Auguste Jean Jacques Hervieu (born c.1794; active 1819–1858) was a French painter and book illustrator, working in London.

==Life==

Hervieu was born near Paris in about 1794 into a French family. His father was a colonel in the army of Napoleon. He studied at military school until his father's death, when he went to study art under Anne-Louis Girodet de Roussy-Trioson. He was exiled from France in 1823 for his anti-royalist politics in the time of Louis XVIII, and he moved to England. He worked in London as a painter and illustrator. As a young man trying to make his living, he travelled to America in November 1827 with the writer Frances Trollope as her children's tutor: one of the children was the novelist Anthony Trollope.
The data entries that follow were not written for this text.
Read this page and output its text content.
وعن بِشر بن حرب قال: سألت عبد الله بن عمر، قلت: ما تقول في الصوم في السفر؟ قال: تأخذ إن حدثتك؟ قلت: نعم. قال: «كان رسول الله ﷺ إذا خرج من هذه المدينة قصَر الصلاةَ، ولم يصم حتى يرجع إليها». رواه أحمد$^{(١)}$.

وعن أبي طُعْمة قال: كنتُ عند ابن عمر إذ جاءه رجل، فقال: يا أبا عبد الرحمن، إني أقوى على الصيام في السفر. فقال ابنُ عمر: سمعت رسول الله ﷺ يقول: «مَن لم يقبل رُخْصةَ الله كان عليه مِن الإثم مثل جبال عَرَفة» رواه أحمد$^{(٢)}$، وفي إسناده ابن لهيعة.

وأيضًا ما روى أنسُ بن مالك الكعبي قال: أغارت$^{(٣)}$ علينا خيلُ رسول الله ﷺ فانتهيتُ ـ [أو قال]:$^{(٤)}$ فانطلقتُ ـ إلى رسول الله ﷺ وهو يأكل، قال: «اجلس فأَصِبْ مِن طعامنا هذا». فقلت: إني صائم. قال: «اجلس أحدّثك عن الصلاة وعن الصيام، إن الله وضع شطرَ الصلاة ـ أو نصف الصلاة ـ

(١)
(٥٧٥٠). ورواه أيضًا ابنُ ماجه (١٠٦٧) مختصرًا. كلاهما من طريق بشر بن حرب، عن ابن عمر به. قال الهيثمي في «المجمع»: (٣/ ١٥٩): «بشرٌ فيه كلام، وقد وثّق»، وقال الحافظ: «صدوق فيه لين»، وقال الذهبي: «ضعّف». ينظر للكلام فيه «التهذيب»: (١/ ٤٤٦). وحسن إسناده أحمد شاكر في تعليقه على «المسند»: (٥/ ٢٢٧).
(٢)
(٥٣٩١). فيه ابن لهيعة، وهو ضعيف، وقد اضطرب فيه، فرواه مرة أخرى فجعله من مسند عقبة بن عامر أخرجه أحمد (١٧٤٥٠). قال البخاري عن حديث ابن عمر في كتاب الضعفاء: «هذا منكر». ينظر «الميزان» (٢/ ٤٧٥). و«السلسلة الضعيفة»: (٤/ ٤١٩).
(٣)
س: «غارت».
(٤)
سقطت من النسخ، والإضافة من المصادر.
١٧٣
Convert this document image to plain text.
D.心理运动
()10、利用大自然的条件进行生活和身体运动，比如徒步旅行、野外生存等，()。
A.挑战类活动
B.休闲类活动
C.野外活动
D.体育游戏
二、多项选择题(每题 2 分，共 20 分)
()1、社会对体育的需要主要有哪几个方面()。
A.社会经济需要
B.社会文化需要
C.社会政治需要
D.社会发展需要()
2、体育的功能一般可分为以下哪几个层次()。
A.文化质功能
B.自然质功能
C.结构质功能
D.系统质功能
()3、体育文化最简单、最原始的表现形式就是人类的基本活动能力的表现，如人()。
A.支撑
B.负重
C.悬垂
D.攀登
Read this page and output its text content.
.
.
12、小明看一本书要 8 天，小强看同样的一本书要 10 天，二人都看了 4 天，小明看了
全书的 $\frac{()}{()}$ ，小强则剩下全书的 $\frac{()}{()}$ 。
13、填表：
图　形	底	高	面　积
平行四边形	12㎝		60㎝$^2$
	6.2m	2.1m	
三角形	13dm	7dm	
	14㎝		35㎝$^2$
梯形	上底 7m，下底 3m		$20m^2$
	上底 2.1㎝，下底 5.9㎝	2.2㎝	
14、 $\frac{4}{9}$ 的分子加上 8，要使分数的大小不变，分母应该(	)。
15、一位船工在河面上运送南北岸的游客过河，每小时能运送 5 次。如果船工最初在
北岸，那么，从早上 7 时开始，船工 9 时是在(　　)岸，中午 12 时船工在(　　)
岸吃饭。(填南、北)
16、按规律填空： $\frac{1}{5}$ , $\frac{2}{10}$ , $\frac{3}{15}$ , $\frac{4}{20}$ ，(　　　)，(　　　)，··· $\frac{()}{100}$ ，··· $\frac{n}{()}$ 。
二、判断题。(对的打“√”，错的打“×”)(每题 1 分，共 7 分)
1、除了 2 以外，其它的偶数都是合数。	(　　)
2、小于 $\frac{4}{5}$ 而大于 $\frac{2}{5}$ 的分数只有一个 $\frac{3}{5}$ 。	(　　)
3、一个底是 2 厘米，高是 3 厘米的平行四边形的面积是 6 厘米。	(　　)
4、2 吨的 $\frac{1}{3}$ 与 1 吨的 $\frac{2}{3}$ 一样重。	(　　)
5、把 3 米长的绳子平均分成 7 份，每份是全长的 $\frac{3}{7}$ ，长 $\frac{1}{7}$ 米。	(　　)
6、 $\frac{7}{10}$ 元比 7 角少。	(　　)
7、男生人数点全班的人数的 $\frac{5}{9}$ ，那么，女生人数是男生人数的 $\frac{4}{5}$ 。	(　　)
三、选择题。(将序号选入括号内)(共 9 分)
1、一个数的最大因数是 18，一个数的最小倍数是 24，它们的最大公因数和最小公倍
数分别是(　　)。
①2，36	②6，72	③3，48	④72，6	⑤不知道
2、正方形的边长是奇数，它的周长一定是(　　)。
He made the illustrations for Frances Trollope's 1840 book A Summer in Brittany, The Broad Arrow by Oliné Keese (1859) and others. He was married in London in 1844.

In 1858 Hervieu exhibited at the Royal Academy. Surviving portraits include Frances Trollope, and probably Anthony or Henry Trollope as a child; the engineer James Watt; and the society cook Charles Elmé Francatelli.

==Museums and galleries==

- National Portrait Gallery, London (9 portraits)
- Redwood Library and Athenaeum (1 portrait)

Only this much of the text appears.